Some lawmakers and conversationists remain opposed to the idea, saying there is no public consensus on the matter and it may set a bad precedent.
Country parks cover 41 per cent of Hong Kong’s land area, while residential land use accounts for some 7 per cent, according to the Planning Department.
Wong said the area set aside for country parks had increased by 6 per cent over the past few years to 43,000 hectares.
“Hong Kong is still short of 200 hectares for building public flats, according to [the planning strategy beyond 2030] ... The queue for public flats is getting longer.The problem is immediate,” he said.
Thousands of families now face an average wait of four years and seven months, according to the Housing Authority. Single senior citizens have to wait about two years and seven months. There are currently 275,900 applications for public housing.

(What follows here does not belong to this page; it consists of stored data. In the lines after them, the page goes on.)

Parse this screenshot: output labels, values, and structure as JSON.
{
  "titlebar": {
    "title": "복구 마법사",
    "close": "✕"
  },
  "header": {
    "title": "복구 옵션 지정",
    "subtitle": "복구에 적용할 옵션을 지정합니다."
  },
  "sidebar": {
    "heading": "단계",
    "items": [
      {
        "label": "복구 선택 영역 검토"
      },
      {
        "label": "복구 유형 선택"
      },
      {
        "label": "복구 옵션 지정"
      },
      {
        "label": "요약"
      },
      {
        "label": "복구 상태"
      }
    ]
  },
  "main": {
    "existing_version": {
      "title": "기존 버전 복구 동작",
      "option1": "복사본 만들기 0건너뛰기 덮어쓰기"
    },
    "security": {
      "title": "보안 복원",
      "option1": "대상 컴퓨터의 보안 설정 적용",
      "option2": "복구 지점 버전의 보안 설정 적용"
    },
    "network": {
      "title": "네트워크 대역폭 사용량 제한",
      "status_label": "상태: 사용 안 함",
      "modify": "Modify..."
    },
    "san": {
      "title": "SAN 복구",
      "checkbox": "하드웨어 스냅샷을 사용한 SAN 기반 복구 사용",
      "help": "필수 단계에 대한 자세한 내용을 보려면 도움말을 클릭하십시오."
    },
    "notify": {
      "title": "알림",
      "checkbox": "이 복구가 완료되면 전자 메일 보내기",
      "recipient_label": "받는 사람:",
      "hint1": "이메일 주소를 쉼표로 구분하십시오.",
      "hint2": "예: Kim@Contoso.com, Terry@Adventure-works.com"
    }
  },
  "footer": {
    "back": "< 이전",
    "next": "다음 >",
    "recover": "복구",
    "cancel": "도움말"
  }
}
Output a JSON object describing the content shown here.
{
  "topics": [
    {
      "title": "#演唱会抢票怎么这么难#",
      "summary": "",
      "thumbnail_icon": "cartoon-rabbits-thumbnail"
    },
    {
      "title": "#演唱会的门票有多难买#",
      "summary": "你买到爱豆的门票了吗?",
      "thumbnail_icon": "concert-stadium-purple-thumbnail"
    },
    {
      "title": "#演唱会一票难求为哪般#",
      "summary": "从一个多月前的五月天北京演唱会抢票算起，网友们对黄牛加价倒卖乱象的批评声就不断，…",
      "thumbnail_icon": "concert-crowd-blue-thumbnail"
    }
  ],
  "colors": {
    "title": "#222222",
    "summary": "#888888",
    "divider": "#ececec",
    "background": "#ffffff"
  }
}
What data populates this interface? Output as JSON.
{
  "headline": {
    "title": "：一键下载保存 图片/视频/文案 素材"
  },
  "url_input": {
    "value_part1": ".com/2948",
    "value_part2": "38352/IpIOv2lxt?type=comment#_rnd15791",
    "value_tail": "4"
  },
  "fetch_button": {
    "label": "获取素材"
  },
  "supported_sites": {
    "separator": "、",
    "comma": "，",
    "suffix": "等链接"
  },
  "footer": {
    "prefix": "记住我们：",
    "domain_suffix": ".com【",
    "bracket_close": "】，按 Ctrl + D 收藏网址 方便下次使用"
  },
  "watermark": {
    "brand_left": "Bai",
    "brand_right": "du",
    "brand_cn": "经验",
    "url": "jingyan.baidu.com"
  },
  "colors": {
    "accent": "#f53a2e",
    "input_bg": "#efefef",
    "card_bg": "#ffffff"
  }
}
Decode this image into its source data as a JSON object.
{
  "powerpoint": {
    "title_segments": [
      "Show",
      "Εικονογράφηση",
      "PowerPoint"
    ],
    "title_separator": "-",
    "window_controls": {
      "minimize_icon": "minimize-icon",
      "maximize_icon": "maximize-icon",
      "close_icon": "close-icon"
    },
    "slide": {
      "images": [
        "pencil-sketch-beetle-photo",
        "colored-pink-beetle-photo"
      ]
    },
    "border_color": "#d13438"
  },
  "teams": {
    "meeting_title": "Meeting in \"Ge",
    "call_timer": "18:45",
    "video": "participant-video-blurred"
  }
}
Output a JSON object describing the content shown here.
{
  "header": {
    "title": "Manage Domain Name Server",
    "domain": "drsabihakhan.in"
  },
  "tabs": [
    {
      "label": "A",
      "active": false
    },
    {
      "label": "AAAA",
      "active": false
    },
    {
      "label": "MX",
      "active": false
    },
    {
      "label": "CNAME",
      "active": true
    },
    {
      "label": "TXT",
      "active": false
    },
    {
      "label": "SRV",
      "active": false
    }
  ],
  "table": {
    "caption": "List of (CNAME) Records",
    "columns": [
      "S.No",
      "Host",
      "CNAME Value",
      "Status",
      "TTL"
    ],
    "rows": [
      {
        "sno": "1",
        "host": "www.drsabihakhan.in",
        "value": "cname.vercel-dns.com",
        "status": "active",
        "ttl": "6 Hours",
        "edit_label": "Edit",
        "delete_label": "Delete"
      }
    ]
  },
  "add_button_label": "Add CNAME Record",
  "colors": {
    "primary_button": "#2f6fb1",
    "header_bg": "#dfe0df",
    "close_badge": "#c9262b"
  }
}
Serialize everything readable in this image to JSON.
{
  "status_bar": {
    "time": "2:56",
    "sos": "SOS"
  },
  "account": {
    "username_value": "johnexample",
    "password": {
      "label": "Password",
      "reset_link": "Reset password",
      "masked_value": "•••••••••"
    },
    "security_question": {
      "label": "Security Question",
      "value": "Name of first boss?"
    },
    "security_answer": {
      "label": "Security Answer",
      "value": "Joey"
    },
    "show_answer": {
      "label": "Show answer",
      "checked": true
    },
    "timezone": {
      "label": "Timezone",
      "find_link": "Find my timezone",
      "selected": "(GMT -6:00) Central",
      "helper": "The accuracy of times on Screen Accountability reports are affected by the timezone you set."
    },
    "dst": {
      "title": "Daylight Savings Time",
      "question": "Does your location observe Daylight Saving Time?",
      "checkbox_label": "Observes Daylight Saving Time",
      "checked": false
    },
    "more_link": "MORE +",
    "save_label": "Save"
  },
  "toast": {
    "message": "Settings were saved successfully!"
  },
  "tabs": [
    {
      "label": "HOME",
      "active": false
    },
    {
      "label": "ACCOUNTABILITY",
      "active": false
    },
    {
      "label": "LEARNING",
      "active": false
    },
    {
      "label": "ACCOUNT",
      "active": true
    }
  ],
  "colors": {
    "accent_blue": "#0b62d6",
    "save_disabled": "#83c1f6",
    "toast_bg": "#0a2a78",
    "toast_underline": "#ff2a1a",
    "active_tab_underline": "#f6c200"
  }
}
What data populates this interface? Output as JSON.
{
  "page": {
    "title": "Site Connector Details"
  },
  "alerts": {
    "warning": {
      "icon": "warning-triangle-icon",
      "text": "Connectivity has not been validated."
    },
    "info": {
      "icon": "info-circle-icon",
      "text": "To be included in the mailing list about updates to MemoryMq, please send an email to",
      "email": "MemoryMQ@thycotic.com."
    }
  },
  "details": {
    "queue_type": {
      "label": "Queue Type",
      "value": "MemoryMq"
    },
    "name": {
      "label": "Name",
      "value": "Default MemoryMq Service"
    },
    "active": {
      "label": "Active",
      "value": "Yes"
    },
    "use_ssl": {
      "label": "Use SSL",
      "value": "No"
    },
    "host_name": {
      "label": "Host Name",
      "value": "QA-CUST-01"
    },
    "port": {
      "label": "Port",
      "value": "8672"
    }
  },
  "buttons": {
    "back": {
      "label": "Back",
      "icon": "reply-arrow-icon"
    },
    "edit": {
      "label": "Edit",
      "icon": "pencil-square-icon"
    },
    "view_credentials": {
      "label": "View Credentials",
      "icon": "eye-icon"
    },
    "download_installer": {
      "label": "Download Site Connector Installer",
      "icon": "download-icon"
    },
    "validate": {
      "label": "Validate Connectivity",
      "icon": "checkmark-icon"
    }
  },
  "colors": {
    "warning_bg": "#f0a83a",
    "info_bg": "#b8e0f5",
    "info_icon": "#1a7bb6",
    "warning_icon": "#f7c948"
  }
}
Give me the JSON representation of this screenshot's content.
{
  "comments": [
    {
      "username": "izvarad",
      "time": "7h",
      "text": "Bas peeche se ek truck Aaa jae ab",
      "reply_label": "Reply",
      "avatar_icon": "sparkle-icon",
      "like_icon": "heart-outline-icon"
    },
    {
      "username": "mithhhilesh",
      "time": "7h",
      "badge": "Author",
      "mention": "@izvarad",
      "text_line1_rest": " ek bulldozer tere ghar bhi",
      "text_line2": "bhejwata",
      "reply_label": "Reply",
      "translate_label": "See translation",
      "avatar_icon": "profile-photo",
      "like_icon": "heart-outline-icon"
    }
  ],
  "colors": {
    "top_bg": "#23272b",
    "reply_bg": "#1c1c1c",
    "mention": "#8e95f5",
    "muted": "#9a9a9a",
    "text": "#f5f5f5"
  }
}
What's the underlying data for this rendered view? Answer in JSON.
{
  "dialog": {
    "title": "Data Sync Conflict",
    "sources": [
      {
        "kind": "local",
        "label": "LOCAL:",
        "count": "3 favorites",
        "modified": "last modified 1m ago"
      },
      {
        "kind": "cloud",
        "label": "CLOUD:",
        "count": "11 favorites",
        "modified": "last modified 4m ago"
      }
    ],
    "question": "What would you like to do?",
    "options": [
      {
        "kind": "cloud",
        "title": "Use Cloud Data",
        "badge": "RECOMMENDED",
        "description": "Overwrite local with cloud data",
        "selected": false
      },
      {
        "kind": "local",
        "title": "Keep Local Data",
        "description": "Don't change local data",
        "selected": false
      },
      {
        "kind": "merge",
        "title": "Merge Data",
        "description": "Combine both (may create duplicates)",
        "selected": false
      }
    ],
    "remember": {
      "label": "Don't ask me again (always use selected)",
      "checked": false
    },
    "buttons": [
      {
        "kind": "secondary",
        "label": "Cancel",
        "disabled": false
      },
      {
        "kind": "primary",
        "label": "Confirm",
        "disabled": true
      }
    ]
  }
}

The Housing Society had originally looked at five sites – including one on Hong Kong Island – but selected just two, as they were deemed less ecologically sensitive and seldom used by hikers or for recreation purposes.
Veteran surveyor and former lawmaker Lau Ping-cheung previously said building near the Tai Lam Tunnel toll area in Tai Lam Country Park would be cheaper and faster, and trigger fewer disputes than developing new towns.
Leung said he would follow the necessary town planning procedures if the government decided to give the project the green light.
“I have discussed this before with [incoming chief executive] Carrie Lam. We will not waste any time with this project since we all know Hong Kong’s land shortage is acute and there are many waiting to get into public housing,” Leung said.
In response to media inquiries, the office of the chief executive-elect said the new administration aimed to solve housing problems and increase chances for people to get on the property ladder through various short, medium and long-term policies.
The feasibility study is scheduled for completion in 2019, at an estimated cost of more than HK$10 million.